PM Lee pays tribute to Singapore's legal officers, announces changes

SINGAPORE - Prime Minister Lee Hsien Loong announced 'a sea of change' in the Singapore Legal Service (SLS) and paid tribute to its officers at the Legal Service Dinner held at Shangri-La Hotel yesterday evening, reported The Business Times.

Since the last dinner held in 2010, PM Lee said that the legal service and the world have seen significant changes, prompting a growing need for more specialised and expert legal skills.

He announced that two separate career tracks will be created for the middle ranks of the Legal Service, reported The Straits Times, to give officers greater opportunities for specialisation.

Eligible officers will be given the option of choosing the judicial or the legal track, said PM Lee. This change to be implemented next April was discussed with Chief Justice Sundaresh Menon, Attorney-General Steven Chong and Minister for Law K Shanmugam, who were all present at the dinner yesterday evening.

To oversee the two career paths, PM Lee that two new personnel boards under the LSC will be established - the Legal Branch Personnel Board and the Judicial Branch Personnel Board. Both branches will replace the current Special and Senior Personnel Boards, reported The Business Times, and will be chaired by Chief Justice Sundaresh Menon.

Addressing the audience, PM Lee also talked about the ways to strengthen the legal system.

He recalled the words spoken by founding prime minister Lee Kuan Yew in 1962: "The acid test of any legal system is not the greatness or grandeur of its ideal concepts, but whether in fact it is able to produce order and justice in the relationships between man and man, and between man and the State."

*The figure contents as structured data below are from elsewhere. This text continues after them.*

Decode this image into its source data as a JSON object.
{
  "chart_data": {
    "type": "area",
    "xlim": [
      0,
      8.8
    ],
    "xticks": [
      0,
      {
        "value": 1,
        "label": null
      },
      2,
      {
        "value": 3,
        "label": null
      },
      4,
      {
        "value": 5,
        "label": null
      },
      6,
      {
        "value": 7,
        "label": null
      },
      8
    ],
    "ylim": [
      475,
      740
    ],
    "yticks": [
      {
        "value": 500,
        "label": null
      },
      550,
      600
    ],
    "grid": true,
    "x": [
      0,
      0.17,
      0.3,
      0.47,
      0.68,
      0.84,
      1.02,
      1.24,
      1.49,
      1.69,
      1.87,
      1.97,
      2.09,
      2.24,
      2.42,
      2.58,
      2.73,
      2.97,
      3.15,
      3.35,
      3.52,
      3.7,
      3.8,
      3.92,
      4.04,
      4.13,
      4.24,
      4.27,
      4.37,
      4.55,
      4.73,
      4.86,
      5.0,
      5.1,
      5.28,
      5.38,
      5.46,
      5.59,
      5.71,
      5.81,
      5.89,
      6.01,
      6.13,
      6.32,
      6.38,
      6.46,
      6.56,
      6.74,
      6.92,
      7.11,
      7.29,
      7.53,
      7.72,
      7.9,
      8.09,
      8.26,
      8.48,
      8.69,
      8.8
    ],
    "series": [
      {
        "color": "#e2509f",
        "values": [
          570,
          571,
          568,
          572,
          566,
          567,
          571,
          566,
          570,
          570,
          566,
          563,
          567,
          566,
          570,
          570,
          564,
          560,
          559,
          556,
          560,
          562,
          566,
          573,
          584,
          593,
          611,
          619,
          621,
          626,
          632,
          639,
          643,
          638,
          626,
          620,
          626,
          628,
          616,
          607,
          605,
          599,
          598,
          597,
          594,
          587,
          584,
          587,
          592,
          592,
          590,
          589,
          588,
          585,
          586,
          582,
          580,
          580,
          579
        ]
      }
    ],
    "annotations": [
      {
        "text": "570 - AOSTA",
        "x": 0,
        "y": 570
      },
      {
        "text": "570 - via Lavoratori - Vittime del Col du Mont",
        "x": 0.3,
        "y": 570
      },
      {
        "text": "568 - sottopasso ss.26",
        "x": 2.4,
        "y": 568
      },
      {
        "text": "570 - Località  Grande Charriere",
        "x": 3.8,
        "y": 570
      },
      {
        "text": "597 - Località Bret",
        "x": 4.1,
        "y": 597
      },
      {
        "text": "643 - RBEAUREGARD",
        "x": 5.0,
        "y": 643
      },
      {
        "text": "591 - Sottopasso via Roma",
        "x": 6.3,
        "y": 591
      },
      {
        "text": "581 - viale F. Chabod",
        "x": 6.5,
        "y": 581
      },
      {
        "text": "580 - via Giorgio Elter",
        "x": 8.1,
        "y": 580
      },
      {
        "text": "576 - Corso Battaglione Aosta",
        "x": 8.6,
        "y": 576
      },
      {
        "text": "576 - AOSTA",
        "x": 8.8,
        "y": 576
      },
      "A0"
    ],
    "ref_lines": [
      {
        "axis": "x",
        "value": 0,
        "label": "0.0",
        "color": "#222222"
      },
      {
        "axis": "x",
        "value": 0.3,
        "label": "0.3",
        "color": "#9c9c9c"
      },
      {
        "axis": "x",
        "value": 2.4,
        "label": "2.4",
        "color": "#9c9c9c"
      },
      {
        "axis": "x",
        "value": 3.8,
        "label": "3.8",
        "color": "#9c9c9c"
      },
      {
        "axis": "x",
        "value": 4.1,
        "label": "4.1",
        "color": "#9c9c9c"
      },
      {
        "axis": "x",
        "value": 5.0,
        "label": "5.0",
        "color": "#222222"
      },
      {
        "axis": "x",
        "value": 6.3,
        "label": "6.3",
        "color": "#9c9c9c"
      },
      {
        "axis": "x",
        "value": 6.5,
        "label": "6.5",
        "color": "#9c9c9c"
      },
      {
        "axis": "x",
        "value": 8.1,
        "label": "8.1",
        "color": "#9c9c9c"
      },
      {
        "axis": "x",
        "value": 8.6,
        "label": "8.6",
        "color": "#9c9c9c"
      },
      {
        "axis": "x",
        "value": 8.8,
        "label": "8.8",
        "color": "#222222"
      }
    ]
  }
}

PM Lee said that these principles remain true even today, and Singapore must be guided by what works best for the country. He said that the Republic needs to adapt our laws, which have been inherited from the English, to suit Singapore's customs and circumstances.

He said that it will study other countries during its process of drafting new laws and see how others have dealt with the same problems.

In his speech, PM Lee paid tribute to the officers and called on his audience to carry out their duties and uphold the rule of law without fear or favour, reported The Straits Times.

Chief Justice Menon also addressed the audience and noted that the Legal Service today has become larger and more diverse, and that they have also become more capable and adaptable than ever before. Having the prime minister at the dinner service, he said, elevates the significance of the occasion and the importance of the legal service to a national level.

After the speeches, the dinner continued with musical performances by members of the legal community and a three-course meal prepared by Shangri-La Hotel's chefs.